I'm building a web application with Ruby on Rails which needs to be highly scalable. In this application, data is produced by a mobile client (approximately 20 bytes) every second. All of this data must be transferred to a server at some point, preferably as soon as possible.
To accomplish this task, I want the server to act as a RESTful service. The client could buffer locations (say every 5 to 30 seconds) and then shoot them off as a HTTP put request, where the server could then store them. I believe this model is simpler to implement, and better handles high volume traffic, as the clients could keep buffering data until they hear a response from the server.
My boss, on the other hand, wants to implement the server using socket programming. He believes socket programming will result in less data being transferred, which will increase the total efficiency of the system. I can't disagree on this point, but I think given modern bandwidth the extra overhead with HTTP is worth it. Plus, I think trying to maintain thousands (or millions) of simultaneous connects with users will cause its own problems and greatly increase the complexity of the server.

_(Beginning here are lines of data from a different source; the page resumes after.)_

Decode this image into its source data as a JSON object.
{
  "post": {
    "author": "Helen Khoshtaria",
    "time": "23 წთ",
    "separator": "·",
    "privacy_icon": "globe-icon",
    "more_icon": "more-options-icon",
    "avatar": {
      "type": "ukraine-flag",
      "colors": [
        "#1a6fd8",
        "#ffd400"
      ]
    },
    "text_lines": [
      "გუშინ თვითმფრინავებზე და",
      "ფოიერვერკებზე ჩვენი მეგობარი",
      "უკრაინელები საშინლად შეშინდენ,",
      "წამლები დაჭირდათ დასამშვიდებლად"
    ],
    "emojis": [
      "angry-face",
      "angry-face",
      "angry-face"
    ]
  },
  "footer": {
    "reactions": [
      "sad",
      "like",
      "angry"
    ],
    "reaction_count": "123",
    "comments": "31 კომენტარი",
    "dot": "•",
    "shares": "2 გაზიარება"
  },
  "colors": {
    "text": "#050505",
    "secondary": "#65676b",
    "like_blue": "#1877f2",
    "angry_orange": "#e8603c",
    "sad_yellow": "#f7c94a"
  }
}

Honestly, I don't know the right approach to this problem, so I thought I'd post it here and get the opinions of much smarter people than myself. I'd appreciate it if any answers included the pros and cons of the proposed solution.
We now have a few additional requirements flushed out. First, the mobile client cannot upload more than 5 GB of data per month. In this case, we're talking one message a second for eight hours a day per month. Second is we want's to combine messages as little as possible. This is to ensure if something happens to the mobile client (say a car crash), we lose as little data as possible.